In view of all these arguments, the arbitration courts have annulled the AT's corrections, recognizing that the licensing of complex software, even if paid for at once and commercially nicknamed perpetual or royalty-free, fits perfectly into the spirit and the letter of article 50-A of the CIRC.

6. Conclusions

Although the legislator designed the Patent Box regime with the objective of making it “one of the most attractive in the European Union” by exempting from income tax a substantial part (85%) of the income obtained from these innovations, the truth is that its practical application has been hindered by a reluctant administration. The same took place upon the approval of the non-habitual resident regime, which in an initial phase faced resistance from high-ranking officials of the Portuguese tax administration who did not agree with that regime enshrined in parliamentary law. In any case, the truth is that the regime remains in force, just as the reasons that led to its establishment remain current and, as we have seen from the most recent case law, far from resigning themselves, companies must be informed and must claim for themselves this enormous tax saving to which they are undoubtedly entitled.

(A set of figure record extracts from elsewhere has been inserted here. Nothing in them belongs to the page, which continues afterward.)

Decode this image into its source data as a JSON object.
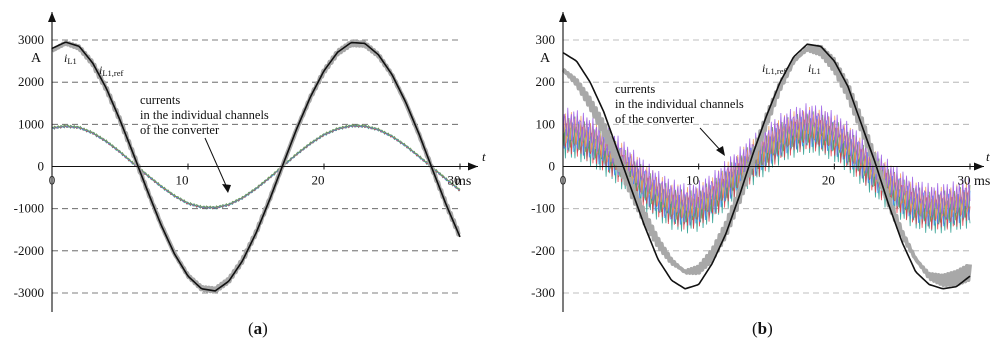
{
  "chart_data": [
    {
      "type": "line",
      "panel_label": "(a)",
      "panel_letter": "a",
      "x_axis_symbol": "t",
      "x_unit": "ms",
      "y_unit": "A",
      "xlim": [
        0,
        30
      ],
      "ylim": [
        -3000,
        3000
      ],
      "x_ticks": [
        0,
        10,
        20,
        30
      ],
      "y_ticks": [
        3000,
        2000,
        1000,
        0,
        -1000,
        -2000,
        -3000
      ],
      "grid": "horizontal dashed",
      "annotation": [
        "currents",
        "in the individual channels",
        "of the converter"
      ],
      "series": [
        {
          "name": "i_L1",
          "label_main": "i",
          "label_sub": "L1",
          "color": "#a8a8a8",
          "x": [
            0,
            1,
            2,
            3,
            4,
            5,
            6,
            7,
            8,
            9,
            10,
            11,
            12,
            13,
            14,
            15,
            16,
            17,
            18,
            19,
            20,
            21,
            22,
            23,
            24,
            25,
            26,
            27,
            28,
            29,
            30
          ],
          "y": [
            2750,
            2930,
            2820,
            2440,
            1840,
            1100,
            280,
            -560,
            -1360,
            -2060,
            -2590,
            -2890,
            -2930,
            -2700,
            -2230,
            -1570,
            -780,
            60,
            890,
            1640,
            2260,
            2700,
            2920,
            2900,
            2640,
            2170,
            1520,
            750,
            -90,
            -910,
            -1660
          ]
        },
        {
          "name": "i_L1,ref",
          "label_main": "i",
          "label_sub": "L1,ref",
          "color": "#111111",
          "x": [
            0,
            1,
            2,
            3,
            4,
            5,
            6,
            7,
            8,
            9,
            10,
            11,
            12,
            13,
            14,
            15,
            16,
            17,
            18,
            19,
            20,
            21,
            22,
            23,
            24,
            25,
            26,
            27,
            28,
            29,
            30
          ],
          "y": [
            2800,
            2950,
            2850,
            2450,
            1850,
            1100,
            280,
            -560,
            -1370,
            -2070,
            -2600,
            -2900,
            -2950,
            -2720,
            -2240,
            -1580,
            -790,
            60,
            900,
            1650,
            2270,
            2710,
            2940,
            2920,
            2650,
            2180,
            1530,
            760,
            -90,
            -920,
            -1670
          ]
        },
        {
          "name": "channel currents",
          "colors": [
            "#2a9d8f",
            "#e63946",
            "#3a86ff",
            "#6a994e"
          ],
          "x": [
            0,
            1,
            2,
            3,
            4,
            5,
            6,
            7,
            8,
            9,
            10,
            11,
            12,
            13,
            14,
            15,
            16,
            17,
            18,
            19,
            20,
            21,
            22,
            23,
            24,
            25,
            26,
            27,
            28,
            29,
            30
          ],
          "y": [
            920,
            960,
            930,
            800,
            600,
            350,
            70,
            -200,
            -460,
            -690,
            -870,
            -960,
            -970,
            -900,
            -740,
            -520,
            -260,
            20,
            300,
            550,
            760,
            900,
            970,
            960,
            880,
            720,
            500,
            240,
            -30,
            -300,
            -560
          ]
        }
      ]
    },
    {
      "type": "line",
      "panel_label": "(b)",
      "panel_letter": "b",
      "x_axis_symbol": "t",
      "x_unit": "ms",
      "y_unit": "A",
      "xlim": [
        0,
        30
      ],
      "ylim": [
        -300,
        300
      ],
      "x_ticks": [
        0,
        10,
        20,
        30
      ],
      "y_ticks": [
        300,
        200,
        100,
        0,
        -100,
        -200,
        -300
      ],
      "grid": "horizontal dashed",
      "annotation": [
        "currents",
        "in the individual channels",
        "of the converter"
      ],
      "series": [
        {
          "name": "i_L1",
          "label_main": "i",
          "label_sub": "L1",
          "color": "#a8a8a8",
          "x": [
            0,
            1,
            2,
            3,
            4,
            5,
            6,
            7,
            8,
            9,
            10,
            11,
            12,
            13,
            14,
            15,
            16,
            17,
            18,
            19,
            20,
            21,
            22,
            23,
            24,
            25,
            26,
            27,
            28,
            29,
            30
          ],
          "y": [
            230,
            200,
            150,
            90,
            20,
            -50,
            -120,
            -180,
            -225,
            -250,
            -245,
            -210,
            -150,
            -70,
            20,
            110,
            190,
            250,
            280,
            275,
            240,
            180,
            100,
            10,
            -80,
            -160,
            -220,
            -260,
            -270,
            -265,
            -250
          ]
        },
        {
          "name": "i_L1,ref",
          "label_main": "i",
          "label_sub": "L1,ref",
          "color": "#111111",
          "x": [
            0,
            1,
            2,
            3,
            4,
            5,
            6,
            7,
            8,
            9,
            10,
            11,
            12,
            13,
            14,
            15,
            16,
            17,
            18,
            19,
            20,
            21,
            22,
            23,
            24,
            25,
            26,
            27,
            28,
            29,
            30
          ],
          "y": [
            270,
            250,
            200,
            130,
            40,
            -50,
            -140,
            -220,
            -270,
            -290,
            -280,
            -230,
            -160,
            -70,
            30,
            120,
            200,
            260,
            290,
            285,
            250,
            190,
            100,
            10,
            -90,
            -180,
            -250,
            -280,
            -290,
            -285,
            -260
          ]
        },
        {
          "name": "channel currents",
          "colors": [
            "#2a9d8f",
            "#e63946",
            "#3a86ff",
            "#6a994e",
            "#f4a261",
            "#9b5de5"
          ],
          "x": [
            0,
            1,
            2,
            3,
            4,
            5,
            6,
            7,
            8,
            9,
            10,
            11,
            12,
            13,
            14,
            15,
            16,
            17,
            18,
            19,
            20,
            21,
            22,
            23,
            24,
            25,
            26,
            27,
            28,
            29,
            30
          ],
          "y": [
            85,
            80,
            65,
            45,
            20,
            -10,
            -40,
            -65,
            -85,
            -95,
            -90,
            -70,
            -40,
            -10,
            20,
            45,
            70,
            85,
            95,
            90,
            75,
            50,
            20,
            -10,
            -40,
            -65,
            -85,
            -95,
            -95,
            -90,
            -80
          ]
        }
      ]
    }
  ]
}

For a software company to be able to apply the Patent Box in total safety and shield itself against possible AT inspections, the rigorous adoption of some best practices is recommended, such as contractual rigor, ensuring that the contracts entered into with clients are reviewed and adapted in light of Portuguese law, it being fundamental that the contract identifies the assignment as a granting of rights of use (right to use) and makes it clear that the ownership of the intellectual property remains within the sphere of the national company. It is essential that the software be registered with ASSOFT or IGAC, and the company must ensure that there is documentary consistency, making the names of the software modules registered with ASSOFT coincide exactly with the descriptions appearing on the invoices issued to clients. The finance department must implement specific cost centers, maintaining analytical accounting that can unequivocally isolate the income and R&D expenses attributable to each specific asset (software).

These and other practices are those that will make the difference, significantly protecting companies that intend to benefit lastingly from this regime.